4. Tag Freitag, 09. Mai 2014 Pamplona nach Puente de Reine

Der erste Blick aus dem Fenster sagt mir: heute wird es wieder schön. Es ist zwar noch vor 6 Uhr, aber es dämmert bereits. Wir sind hier 1 Grad 38 Minuten westlich von Greenwich. Ich gehe nochmals auf die Plaza del Castillo.Dort habe einen ausgezeichneten WLAN – Empfang, den ich im Quartier vermisste.
Ich will ja meine Blog-Beiträge los werden.
In der nächsten Gasse verläuft der Camino und ich folge den Jakobsmuscheln aus Messing im Boden, die mir die Richtung angeben.

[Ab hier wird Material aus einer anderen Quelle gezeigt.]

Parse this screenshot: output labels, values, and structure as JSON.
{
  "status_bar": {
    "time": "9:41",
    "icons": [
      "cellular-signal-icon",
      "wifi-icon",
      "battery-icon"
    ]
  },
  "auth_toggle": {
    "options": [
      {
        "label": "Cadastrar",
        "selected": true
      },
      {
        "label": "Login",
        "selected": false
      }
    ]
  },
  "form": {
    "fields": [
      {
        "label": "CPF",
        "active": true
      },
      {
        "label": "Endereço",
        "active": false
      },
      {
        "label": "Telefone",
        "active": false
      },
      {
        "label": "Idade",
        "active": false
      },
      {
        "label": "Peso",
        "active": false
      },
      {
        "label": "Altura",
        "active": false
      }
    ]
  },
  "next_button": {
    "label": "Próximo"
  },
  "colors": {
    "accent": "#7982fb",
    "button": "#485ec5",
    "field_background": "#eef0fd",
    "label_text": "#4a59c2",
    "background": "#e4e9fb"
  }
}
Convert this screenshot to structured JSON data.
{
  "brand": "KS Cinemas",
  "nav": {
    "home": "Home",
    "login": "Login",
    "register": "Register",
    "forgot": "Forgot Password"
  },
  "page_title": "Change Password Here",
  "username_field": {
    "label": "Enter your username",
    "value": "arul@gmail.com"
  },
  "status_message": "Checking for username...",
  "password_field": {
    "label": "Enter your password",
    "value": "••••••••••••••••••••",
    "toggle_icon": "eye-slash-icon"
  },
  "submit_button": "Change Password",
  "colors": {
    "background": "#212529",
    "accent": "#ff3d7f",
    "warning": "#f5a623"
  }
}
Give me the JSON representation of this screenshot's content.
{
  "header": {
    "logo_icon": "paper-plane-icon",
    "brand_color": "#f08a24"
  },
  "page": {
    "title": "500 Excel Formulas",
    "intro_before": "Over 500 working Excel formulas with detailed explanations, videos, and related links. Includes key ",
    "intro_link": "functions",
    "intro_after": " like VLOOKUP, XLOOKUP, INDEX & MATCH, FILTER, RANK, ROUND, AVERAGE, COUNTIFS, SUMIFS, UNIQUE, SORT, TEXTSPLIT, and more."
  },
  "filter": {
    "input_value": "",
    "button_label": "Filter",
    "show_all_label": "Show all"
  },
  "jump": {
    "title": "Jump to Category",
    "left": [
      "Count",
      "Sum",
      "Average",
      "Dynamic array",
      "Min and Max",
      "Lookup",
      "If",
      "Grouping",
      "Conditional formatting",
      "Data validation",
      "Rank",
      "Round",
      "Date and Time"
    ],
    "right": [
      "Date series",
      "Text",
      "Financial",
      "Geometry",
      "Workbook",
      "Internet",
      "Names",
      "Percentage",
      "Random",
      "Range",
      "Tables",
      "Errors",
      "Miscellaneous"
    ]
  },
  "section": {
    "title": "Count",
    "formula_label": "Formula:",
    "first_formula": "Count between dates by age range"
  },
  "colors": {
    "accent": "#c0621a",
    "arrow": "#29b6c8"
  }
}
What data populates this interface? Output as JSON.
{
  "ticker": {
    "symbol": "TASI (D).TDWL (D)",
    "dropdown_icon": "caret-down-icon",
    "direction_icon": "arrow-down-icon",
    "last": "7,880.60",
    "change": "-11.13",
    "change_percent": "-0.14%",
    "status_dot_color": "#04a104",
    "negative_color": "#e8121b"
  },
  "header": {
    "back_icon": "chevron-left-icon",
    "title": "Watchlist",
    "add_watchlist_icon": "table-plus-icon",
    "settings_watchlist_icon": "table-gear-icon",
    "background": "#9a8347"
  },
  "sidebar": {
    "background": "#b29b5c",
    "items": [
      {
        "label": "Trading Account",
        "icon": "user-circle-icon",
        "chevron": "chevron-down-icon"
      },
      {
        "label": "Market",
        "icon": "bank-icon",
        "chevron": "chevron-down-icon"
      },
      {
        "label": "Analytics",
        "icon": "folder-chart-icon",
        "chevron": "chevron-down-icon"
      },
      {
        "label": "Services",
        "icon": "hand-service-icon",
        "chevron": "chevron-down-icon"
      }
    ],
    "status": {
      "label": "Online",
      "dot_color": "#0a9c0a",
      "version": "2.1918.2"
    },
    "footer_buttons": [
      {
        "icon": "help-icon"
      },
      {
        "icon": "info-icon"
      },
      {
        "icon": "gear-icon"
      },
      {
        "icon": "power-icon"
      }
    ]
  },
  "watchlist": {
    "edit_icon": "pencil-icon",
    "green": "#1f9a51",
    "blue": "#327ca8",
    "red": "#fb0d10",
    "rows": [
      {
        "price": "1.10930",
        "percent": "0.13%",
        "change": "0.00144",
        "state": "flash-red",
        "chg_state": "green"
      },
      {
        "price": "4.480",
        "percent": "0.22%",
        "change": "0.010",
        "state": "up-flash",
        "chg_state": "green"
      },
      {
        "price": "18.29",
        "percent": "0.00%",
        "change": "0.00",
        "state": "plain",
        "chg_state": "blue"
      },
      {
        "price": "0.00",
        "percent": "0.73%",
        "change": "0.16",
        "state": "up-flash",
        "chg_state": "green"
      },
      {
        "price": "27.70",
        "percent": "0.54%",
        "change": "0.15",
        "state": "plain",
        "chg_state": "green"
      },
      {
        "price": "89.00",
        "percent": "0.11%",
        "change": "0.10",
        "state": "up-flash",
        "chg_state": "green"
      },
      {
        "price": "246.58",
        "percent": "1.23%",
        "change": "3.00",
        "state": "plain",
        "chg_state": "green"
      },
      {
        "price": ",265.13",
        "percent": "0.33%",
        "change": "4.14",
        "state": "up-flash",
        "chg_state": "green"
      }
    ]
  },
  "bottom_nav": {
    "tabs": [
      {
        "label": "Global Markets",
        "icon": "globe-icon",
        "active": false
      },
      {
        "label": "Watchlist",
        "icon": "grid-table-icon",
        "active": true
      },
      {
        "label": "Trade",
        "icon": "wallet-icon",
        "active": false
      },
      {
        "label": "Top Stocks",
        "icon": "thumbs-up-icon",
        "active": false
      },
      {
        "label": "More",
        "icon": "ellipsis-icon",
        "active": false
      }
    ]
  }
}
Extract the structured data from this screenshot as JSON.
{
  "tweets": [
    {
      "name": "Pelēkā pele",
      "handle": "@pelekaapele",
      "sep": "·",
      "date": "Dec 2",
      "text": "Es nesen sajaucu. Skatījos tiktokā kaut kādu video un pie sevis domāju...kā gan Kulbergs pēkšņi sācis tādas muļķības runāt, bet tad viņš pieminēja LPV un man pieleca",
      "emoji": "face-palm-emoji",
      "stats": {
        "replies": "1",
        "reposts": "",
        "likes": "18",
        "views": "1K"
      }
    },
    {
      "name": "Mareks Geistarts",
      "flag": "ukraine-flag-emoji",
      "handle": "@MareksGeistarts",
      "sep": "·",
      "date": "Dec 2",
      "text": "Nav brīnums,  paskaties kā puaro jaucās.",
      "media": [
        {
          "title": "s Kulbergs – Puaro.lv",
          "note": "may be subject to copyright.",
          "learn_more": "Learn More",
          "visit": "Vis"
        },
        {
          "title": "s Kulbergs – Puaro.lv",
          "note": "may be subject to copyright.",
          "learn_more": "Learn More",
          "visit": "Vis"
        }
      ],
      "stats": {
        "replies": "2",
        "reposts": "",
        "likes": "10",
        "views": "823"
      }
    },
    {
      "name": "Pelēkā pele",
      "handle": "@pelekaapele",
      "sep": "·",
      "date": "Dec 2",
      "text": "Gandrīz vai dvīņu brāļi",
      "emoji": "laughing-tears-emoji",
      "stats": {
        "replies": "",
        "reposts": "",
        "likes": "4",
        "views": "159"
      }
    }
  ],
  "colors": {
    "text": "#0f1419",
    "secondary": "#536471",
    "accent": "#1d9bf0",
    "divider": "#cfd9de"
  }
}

Durch das Universitätsviertel geht’s in Richtung Südwesten und aus der Ferne ist die Hügelkette mit vielen Windrädern sichtbar, die mich den ganzen Tag begleiten wird.
Als erstes passiere ich Figur Menor, das auf einem kleinen Hügel über dem Fluss liegt. Wie in jedem Ort gibt es auch hier eine Halle für Jay Alai, den baskischen Nationalsport. Die riesigen, nur mit Boden- und Wandmarkierungen versehenen Hallen wirken von außen wie Lagerhallen.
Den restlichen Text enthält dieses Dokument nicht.